1. Cloud Offloads Routine IT Tasks
By offloading certain routine tasks to the cloud, Oracle notes, utilities can reduce IT operating costs and spend more time focusing on innovation. These resources might include customer care and billing as well as meter data. As utilities replace custom legacy systems built on older technology, they may use this as an opportunity to move to cloud applications rather than making large capital expenditures for new on-premises infrastructure.
2. Utilities Address Temporary IT Needs With Cloud
Because cloud resources can be rapidly spun up and then decommissioned when they’re no longer needed, the cloud is an ideal fit for temporary IT projects. Rather than purchasing expensive on-premises hardware that may sit unused after a major project is finished, utilities can treat the cloud as an on-demand source of IT infrastructure.
“Cloud technology allows for a quick start to projects without the initial spike in setup costs,” notes Microsoft in a report on cloud transitions among water utilities. “Compute power can be scaled up or down on demand; and prototypes can be provisioned for a ‘fail fast’ ability.”
For instance, utilities might run their test and development environments in the cloud, utilize cloud resources for temporary analytics projects or use a cloud solution to support a major (but finite) project, such as work management and scheduling for the installation of smart meters.
3. The Cloud Helps Manage Contracted Work
The cloud can be a good fit for supporting contracted work such as meter installation, tree trimming or emergency situations. “By spinning up a cloud system,” Oracle notes, “utilities can allow workers to take millions of calls from the affected geographies, assign thousands of mutual aid crews who might be working on a contracted basis, and avoid traditional IT start-up barriers.”
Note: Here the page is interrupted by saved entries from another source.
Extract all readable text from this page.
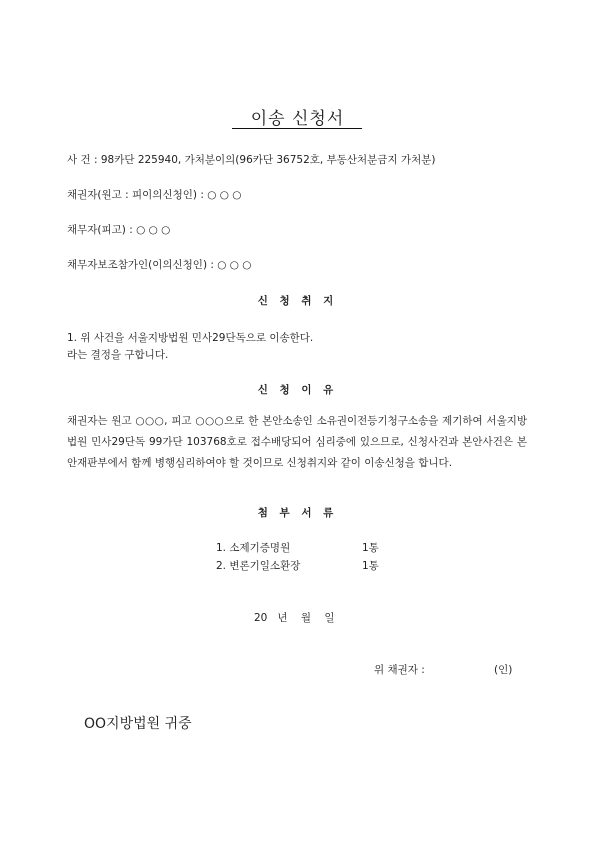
이송 신청서
사 건 : 98카단 225940, 가처분이의(96카단 36752호, 부동산처분금지 가처분)
채권자(원고 : 피이의신청인) : ○ ○ ○
채무자(피고) : ○ ○ ○
채무자보조참가인(이의신청인) : ○ ○ ○
신 청 취 지
1. 위 사건을 서울지방법원 민사29단독으로 이송한다.
라는 결정을 구합니다.
신 청 이 유
채권자는 원고 ○○○, 피고 ○○○으로 한 본안소송인 소유권이전등기청구소송을 제기하여 서울지방법원 민사29단독 99가단 103768호로 접수배당되어 심리중에 있으므로, 신청사건과 본안사건은 본안재판부에서 함께 병행심리하여야 할 것이므로 신청취지와 같이 이송신청을 합니다.
첨 부 서 류
1. 소제기증명원	1통
2. 변론기일소환장	1통
20   년    월    일
위 채권자 :	(인)
OO지방법원 귀중
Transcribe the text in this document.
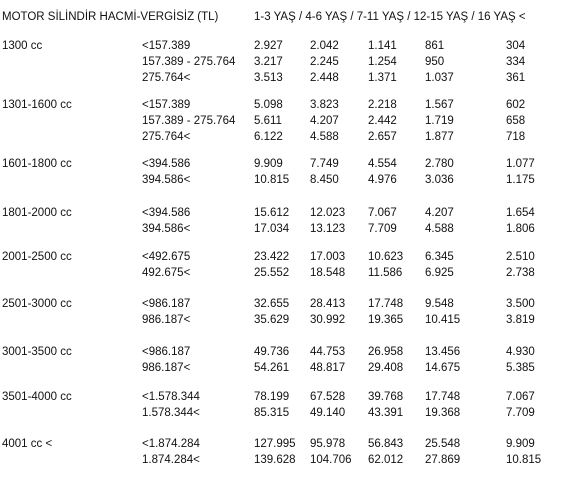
MOTOR SİLİNDİR HACMİ-VERGİSİZ (TL)	1-3 YAŞ / 4-6 YAŞ / 7-11 YAŞ / 12-15 YAŞ / 16 YAŞ <
1300 cc	<157.389	2.927 2.042	1.141 861	304
157.389 - 275.764 3.217 2.245	1.254 950	334
275.764<	3.513 2.448	1.371 1.037	361
1301-1600 cc	<157.389	5.098 3.823	2.218 1.567	602
157.389 - 275.764 5.611 4.207	2.442 1.719	658
275.764<	6.122 4.588	2.657 1.877	718
1601-1800 cc	<394.586	9.909 7.749	4.554 2.780	1.077
394.586<	10.815 8.450	4.976 3.036	1.175
1801-2000 cc	<394.586	15.612 12.023 7.067 4.207	1.654
394.586<	17.034 13.123 7.709 4.588	1.806
2001-2500 cc	<492.675	23.422 17.003 10.623 6.345	2.510
492.675<	25.552 18.548 11.586 6.925	2.738
2501-3000 cc	<986.187	32.655 28.413 17.748 9.548	3.500
986.187<	35.629 30.992 19.365 10.415	3.819
3001-3500 cc	<986.187	49.736 44.753 26.958 13.456	4.930
986.187<	54.261 48.817 29.408 14.675	5.385
3501-4000 cc	<1.578.344	78.199 67.528 39.768 17.748	7.067
1.578.344<	85.315 49.140 43.391 19.368	7.709
4001 cc <	<1.874.284	127.995 95.978 56.843 25.548	9.909
1.874.284<	139.628 104.706 62.012 27.869	10.815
4. Utilities Get Support for New Service Offerings
At times, utilities may need to continue operating a legacy system for several more years before replacing it, while also meeting their customers’ increasing expectations through new service offerings. While a legacy system may not be capable of meeting the demands of both existing applications and those needed to support new services, utilities can complement their existing technology with cloud resources.
5. Cloud Solutions Fuel Innovation
Because utilities can take advantage the cloud’s capabilities without taking on large capital expenditures, they can use the cloud as something of a canvass for low-risk experimentation. For instance, Oracle suggests, utilities might try the following: prototyping and testing new demand-side management applications, both to modify load shape and to enhance customer service; assembling and piloting substation asset management in a cloud application; or attempting to “stitch together” multiple cloud technologies in a way that better meets IT needs.
The great thing about the cloud? If a project doesn’t work, utilities can simply decommission this infrastructure. Or, they can spin the resources back up and try again.